Toutes les interventions militaires de l’après-guerre, sauf celle au Koweït en 1990, visaient peut-être à changer le régime ou à faciliter ou alimenter la succession d’un territoire, mais pas à détruire un État en tant que tel. Voilà le précédent. Selon moi, c’est la raison pour laquelle l’Europe en particulier a été si unie sur cette question, et il s’agit à nouveau d’une question de précédent et de politique internationale qui pourrait avoir une conséquence directe sur l’interprétation que fait la Chine de la température ou de ce qui est autorisé, toléré de facto en politique internationale. À mon avis, c’est donc fondamental...

Le président : Merci beaucoup.

La sénatrice M. Deacon : Je vous remercie. J’ai deux questions brèves.

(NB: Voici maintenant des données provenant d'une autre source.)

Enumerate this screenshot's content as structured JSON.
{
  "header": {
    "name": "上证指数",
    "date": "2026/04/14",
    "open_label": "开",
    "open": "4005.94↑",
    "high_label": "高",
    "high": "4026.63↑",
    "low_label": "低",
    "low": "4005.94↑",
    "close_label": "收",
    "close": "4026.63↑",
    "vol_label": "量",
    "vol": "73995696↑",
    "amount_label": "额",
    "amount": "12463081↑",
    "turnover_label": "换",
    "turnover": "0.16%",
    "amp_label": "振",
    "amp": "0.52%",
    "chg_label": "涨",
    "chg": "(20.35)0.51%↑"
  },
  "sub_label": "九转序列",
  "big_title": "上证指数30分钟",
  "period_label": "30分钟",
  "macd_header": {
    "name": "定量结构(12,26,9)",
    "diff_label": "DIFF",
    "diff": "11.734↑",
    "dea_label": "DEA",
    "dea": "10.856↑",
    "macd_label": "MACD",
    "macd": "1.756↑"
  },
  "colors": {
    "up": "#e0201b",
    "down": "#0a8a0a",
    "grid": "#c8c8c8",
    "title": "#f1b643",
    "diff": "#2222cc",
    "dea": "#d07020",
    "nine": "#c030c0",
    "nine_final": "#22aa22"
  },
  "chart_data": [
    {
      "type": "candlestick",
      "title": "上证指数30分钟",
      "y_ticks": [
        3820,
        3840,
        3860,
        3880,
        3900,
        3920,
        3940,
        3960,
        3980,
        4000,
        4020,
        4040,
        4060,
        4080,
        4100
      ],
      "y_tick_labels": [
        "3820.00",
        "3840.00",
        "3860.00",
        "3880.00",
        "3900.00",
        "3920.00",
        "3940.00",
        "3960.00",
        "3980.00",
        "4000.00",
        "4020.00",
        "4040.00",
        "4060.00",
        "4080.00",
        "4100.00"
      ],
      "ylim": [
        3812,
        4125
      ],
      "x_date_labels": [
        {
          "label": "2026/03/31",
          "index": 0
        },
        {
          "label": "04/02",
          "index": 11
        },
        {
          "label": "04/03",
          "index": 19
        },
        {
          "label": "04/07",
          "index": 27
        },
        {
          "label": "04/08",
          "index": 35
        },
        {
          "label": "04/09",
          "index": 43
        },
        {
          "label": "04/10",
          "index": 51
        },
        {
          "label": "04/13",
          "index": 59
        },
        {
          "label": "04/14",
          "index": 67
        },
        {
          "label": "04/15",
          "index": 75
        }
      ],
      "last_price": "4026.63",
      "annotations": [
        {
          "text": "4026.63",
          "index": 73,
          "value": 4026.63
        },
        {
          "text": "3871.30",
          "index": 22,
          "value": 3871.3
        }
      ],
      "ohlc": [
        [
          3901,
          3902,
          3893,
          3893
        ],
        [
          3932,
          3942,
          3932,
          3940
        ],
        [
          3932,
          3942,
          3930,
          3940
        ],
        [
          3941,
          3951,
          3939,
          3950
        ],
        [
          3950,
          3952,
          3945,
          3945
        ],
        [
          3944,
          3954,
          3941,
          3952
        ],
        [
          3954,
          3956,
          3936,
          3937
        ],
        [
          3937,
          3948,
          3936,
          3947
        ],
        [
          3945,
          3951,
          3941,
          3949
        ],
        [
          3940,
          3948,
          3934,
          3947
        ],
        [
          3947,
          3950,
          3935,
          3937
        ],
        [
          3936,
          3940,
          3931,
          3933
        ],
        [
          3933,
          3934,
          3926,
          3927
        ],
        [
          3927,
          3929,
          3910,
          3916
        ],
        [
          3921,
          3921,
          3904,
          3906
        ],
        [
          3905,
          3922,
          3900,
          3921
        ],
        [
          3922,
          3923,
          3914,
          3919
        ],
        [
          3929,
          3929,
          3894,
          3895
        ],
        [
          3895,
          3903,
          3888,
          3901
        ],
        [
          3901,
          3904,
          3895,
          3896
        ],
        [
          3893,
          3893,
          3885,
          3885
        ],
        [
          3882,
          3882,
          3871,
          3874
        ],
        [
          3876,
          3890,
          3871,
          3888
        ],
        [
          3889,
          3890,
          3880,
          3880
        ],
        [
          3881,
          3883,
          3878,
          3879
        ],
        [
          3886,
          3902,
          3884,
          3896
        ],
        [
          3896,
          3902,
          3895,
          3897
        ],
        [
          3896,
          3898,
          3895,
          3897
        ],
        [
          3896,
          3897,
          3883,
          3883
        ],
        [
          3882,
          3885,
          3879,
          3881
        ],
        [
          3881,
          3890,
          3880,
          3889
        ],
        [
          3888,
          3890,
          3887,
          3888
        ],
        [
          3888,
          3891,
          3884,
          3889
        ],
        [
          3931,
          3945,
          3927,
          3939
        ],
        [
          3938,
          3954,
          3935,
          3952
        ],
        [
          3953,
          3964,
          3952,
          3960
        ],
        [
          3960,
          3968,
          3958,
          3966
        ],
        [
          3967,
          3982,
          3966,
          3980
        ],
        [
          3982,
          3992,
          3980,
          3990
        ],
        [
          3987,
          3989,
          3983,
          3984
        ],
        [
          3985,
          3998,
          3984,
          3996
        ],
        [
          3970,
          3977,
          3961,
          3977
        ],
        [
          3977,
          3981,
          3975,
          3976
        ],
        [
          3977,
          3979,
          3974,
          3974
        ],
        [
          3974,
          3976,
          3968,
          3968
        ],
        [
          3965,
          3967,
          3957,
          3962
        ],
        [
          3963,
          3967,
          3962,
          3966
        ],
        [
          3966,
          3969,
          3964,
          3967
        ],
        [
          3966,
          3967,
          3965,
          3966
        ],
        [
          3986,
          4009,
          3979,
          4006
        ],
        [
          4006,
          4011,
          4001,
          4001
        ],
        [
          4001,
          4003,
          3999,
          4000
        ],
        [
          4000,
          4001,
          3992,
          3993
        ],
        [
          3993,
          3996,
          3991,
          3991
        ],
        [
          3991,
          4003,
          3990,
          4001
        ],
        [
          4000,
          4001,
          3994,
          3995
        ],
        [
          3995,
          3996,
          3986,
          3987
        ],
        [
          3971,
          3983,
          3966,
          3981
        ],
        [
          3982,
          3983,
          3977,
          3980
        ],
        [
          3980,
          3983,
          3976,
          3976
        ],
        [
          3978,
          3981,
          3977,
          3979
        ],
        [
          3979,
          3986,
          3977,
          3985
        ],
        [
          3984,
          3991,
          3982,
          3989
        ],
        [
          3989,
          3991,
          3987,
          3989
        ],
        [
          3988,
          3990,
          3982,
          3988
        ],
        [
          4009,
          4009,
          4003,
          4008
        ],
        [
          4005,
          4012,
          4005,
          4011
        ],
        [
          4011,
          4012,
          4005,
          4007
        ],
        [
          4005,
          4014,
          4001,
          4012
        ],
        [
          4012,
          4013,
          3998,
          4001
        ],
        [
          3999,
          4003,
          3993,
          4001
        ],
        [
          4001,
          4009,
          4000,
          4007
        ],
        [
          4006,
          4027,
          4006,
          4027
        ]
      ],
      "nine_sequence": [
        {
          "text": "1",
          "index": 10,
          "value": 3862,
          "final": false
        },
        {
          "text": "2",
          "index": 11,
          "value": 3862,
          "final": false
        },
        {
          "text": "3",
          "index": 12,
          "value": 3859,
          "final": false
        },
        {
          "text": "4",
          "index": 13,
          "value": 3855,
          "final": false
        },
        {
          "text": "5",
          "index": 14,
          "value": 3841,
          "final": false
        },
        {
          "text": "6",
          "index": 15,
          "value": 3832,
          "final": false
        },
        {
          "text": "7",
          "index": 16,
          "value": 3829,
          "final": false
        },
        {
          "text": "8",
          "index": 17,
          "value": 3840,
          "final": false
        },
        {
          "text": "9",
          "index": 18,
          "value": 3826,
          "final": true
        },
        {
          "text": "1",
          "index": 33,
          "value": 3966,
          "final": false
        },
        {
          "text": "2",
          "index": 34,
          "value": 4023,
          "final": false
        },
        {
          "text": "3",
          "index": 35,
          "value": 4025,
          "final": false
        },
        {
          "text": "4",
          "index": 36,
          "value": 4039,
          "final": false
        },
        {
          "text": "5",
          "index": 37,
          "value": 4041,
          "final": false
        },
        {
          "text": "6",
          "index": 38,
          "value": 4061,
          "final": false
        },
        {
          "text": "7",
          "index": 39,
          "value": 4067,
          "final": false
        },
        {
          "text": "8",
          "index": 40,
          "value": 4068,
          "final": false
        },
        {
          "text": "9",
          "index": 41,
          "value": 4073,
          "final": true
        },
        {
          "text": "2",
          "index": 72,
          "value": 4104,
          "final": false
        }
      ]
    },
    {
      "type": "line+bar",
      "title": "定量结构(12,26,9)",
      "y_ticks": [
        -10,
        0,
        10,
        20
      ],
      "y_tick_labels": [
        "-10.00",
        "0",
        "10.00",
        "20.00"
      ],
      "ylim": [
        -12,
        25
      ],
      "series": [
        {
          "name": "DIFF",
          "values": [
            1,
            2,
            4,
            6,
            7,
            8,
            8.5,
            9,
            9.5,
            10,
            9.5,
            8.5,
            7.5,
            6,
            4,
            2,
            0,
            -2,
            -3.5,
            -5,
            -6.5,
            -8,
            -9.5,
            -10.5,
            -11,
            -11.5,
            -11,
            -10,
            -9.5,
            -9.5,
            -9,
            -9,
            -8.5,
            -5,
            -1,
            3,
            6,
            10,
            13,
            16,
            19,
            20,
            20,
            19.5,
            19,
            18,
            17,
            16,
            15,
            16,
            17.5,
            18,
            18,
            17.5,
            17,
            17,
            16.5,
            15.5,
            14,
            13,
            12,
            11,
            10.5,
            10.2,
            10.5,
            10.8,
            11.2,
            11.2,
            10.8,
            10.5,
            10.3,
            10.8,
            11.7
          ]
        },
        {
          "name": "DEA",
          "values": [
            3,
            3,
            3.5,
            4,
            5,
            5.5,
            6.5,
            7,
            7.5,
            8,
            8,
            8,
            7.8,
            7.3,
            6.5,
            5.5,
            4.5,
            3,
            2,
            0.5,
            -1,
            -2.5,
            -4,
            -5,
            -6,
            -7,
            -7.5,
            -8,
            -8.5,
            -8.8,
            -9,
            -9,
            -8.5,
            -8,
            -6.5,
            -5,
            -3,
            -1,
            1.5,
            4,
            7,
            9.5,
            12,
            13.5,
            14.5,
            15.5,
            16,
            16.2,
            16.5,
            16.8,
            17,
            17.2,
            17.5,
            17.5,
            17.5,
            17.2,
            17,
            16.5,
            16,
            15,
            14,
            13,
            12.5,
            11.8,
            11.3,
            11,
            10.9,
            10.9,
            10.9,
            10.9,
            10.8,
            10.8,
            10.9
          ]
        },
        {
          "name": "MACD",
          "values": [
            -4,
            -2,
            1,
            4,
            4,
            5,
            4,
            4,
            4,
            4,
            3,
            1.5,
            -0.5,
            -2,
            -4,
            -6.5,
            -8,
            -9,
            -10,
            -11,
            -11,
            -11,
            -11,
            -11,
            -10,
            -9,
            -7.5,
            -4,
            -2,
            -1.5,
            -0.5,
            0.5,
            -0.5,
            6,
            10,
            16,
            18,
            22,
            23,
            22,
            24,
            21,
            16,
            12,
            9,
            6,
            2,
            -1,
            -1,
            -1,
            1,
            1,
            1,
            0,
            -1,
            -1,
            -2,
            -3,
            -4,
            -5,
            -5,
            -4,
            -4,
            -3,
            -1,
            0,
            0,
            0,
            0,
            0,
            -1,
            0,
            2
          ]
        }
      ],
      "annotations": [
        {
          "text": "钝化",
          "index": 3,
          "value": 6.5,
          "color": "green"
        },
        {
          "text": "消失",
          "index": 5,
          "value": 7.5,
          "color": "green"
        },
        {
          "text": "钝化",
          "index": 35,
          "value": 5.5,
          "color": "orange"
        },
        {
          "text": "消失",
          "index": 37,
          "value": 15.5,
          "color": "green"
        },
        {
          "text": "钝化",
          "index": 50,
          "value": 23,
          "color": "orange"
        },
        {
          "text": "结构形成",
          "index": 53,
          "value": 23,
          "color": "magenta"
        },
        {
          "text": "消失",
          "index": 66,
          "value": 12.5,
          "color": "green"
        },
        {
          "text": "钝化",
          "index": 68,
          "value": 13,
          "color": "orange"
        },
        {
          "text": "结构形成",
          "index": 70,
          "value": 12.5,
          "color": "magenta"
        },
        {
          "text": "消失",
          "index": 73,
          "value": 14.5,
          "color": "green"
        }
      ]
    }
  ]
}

Madame Fomitchova, j’ai lu quelque chose sur vous, et je crois que vous êtes la première personne que nous ayons entendue à avoir vu des combats et des conflits de première main. Le président voudra peut-être me corriger sur ce point. Je ne veux pas manquer cette occasion d’avoir une idée du moral des troupes ukrainiennes de la part d’une personne qui a été sur place et d’entendre vos réflexions sur tout ce que nous n’avons peut-être pas entendu ou que vous souhaitez aborder à propos de ce qui fait défaut dans le soutien militaire que le Canada et l’Occident offrent à l’Ukraine.

Les jets et les chars d’assaut font les manchettes, c’est certain, mais il y a aussi du matériel et d’autres fournitures. Il est donc très important pour nous de vous entendre.

Mme Fomitchova : Ce qui est très important dans cette guerre et dans l’expérience de la guerre en Ukraine, c’est que beaucoup de ceux qui ont décidé de s’engager dans les forces armées sont de simples citoyens. Pour ce qui est de la vie sur la ligne de front, il s’agit en fait de survivre tous ensemble, de survivre et de protéger les autres.

Lorsque nous parlons de la résilience et de la résistance ukrainiennes, je pense parmi les choses auxquelles personne ne s’attendait au début de la guerre, de l’invasion à grande échelle de l’année dernière, c’est que les membres de la société ukrainienne sont totalement engagés et impliqués dans la survie et la protection de leurs proches, de leurs familles et de leurs amis. En ce qui concerne les pratiques de combat, il faut comprendre très bien une chose : il s’agit de groupes d’amis et de personnes qui se battent ensemble, mais qui sont prêts à résister et à survivre tous ensemble.

Lorsque M. Arel a parlé de la différence avec l’armée russe, je pense que c’est l’un des éléments les plus importants. L’aspect décentralisé, l’autonomie des unités parce c’est une question de confiance, un élément très important sur le terrain, et la volonté de libérer le pays des troupes russes.

La sénatrice M. Deacon : Je vous remercie.

Nous avons parlé du facteur chinois. Je pense un peu au facteur américain. Les élections américaines auront lieu l’an prochain. Il est possible que M. Trump soit à la tête du parti républicain à ce moment-là. Je me demande si cette discussion a été soulevée, les préoccupations concernant son influence comme président potentiel des États-Unis et l’interruption de l’aide à l’Ukraine, ou si cette conversation ou ces conjectures ont eu lieu dans votre milieu.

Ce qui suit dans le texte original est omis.